FVB.129(Cg)-Atp2b4^tm1Ges/Mmjax

Stock number: 022030
Strain synonyms: FVB.Cg-Atp2b4^tm1Ges/Mmjax
Research areas: Cardiovascular Research, Cell Biology Research, Immunology, Inflammation and Autoimmunity Research, Internal/Organ Research, Reproductive Biology Research

Description

Mice homozygous for a null Atp2b4 or PMCA4 (Ca++ transporting ATPase, plasma membrane 4) allele exhibit male infertility (due to loss of hyperactivate sperm motility), increased apoptosis in portal vein smooth muscle cells, accelerated osteoclastogenesis, osteopenia, attenuated Ca signaling in B lymphocytes,and increased cardiac hypertrophy following pressure overload stimulation. This strain may be useful for studying calcium signaling in male infertility, lymphocytes, osteoclasts and smooth muscle contractility.

Detailed description

Atp2b4 or PMCA4 (Ca++ transporting ATPase, plasma membrane 4) encodes a P-type primary ion transport ATPase. This ATPase is involved in intracellular calcium homeostasis and is expressed in aorta, portal vein, bladder, diaphragm, seminal vesicles, and testis.

Mice homozygous for this null allele are viable, however, male mice are infertile. Male infertility is due to loss of the the major plasma membrane Ca-ATPase (PMCA) of the sperm tail, resulting in the inability of sperm to achieve the hyperactivated motility needed for fertilization.

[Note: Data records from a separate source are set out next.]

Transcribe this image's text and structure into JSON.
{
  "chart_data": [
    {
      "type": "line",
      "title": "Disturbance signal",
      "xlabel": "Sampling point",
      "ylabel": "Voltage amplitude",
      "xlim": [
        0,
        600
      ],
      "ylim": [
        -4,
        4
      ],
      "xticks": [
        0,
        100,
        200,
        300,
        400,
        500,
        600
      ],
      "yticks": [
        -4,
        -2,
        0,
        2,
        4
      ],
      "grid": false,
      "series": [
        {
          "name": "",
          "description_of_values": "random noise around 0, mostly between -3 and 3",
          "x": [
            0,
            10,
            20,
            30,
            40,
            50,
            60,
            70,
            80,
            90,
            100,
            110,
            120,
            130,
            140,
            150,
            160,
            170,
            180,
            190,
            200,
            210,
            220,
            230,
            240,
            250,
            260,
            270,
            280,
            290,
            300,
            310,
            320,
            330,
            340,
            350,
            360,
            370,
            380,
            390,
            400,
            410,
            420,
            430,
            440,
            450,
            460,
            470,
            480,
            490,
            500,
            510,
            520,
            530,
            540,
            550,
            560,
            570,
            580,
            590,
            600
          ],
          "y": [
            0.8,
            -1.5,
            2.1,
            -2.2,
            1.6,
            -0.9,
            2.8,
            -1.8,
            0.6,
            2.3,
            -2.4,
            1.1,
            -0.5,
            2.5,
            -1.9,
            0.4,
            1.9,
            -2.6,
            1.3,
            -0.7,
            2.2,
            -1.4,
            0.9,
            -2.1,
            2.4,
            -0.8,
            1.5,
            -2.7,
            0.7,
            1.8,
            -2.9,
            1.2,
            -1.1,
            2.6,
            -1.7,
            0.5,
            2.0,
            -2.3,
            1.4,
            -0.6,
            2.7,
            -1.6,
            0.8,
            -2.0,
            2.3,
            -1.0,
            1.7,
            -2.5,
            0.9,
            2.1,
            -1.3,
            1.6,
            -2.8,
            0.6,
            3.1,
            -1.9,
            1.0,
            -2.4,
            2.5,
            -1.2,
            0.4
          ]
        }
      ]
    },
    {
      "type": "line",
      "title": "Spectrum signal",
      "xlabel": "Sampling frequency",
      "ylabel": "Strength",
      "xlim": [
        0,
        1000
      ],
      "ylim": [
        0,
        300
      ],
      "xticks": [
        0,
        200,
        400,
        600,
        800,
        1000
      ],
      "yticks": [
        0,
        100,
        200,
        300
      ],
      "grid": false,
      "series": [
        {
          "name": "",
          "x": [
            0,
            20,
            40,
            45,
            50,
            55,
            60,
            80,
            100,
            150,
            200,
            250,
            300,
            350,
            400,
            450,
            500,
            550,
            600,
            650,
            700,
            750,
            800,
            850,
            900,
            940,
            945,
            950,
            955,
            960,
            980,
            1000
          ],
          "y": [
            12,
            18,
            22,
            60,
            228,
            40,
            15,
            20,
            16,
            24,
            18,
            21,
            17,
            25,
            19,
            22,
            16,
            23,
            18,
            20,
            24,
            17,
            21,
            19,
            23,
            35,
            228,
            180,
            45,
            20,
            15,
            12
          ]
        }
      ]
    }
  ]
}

On a mixed 129 and Black Swiss background, portal vein smooth muscle cells from homozygous mice exhibit increased apoptosis and reduced phasic contractions. Mice on the mixed background develop enlarged submandibular glands, skin irritation, accelerated osteoclastogenesis, osteopenia with an increase in osteoclasts on bone surface, and attenuated Ca signaling in B lymphocytes. On a congenic FVB background, homozygotes exhibit increased cardiac hypertrophy following pressure overload stimulation.

This strain may be useful for studying calcium signaling in male infertility, lymphocytes, osteoclasts and smooth muscle contractility.

Development

A targeting vector containing the neomycin resistance gene was used to replace codons 448-474 in exon 11, a region encoding the catalytic phosphorylation site. The construct was electroporated into 129-derived embryonic stem (ES) cells. Correctly targeted ES cells were injected into blastocysts. The resulting chimeric animals were crossed to Black Swiss mice. Mice from the colony were then backcrossed to FVB/N for at least 10 generations. Upon arrival, mice were bred to FVB/NJ for at least 1 generation to establish the colony.

Allele

Symbol: Atp2b4^tm1Ges
Name: targeted mutation 1, Gary E Shull
MGI accession ID: MGI:3051542
Generation method: Targeted
Attributes: Null/Knockout
Synonyms: Pmca4^-
Marker symbol: Atp2b4
Marker name: ATPase, Ca++ transporting, plasma membrane 4
Marker synonyms: ATP2B2; MXRA1; PMCA4; PMCA4b; PMCA4x
Chromosome: 1
Strain of origin: 129X1/SvJ
Molecular note: A region of exon 11 encoding amino acids 448-474, including the catalytic phosphorylation site (aspartic acid 465), was replaced with a neomycin resistance gene. Northern blot showed no reduction in mRNA levels in mutant mice. Exon-11-deficient mice express a mutant PMCA4 mRNA as a consequence of exon-10 splicing to exon-12, which preserves the reading frame and enables these mice to produce functionless mutant PMCA4a and PMCA4b proteins (devoid of a catalytic site).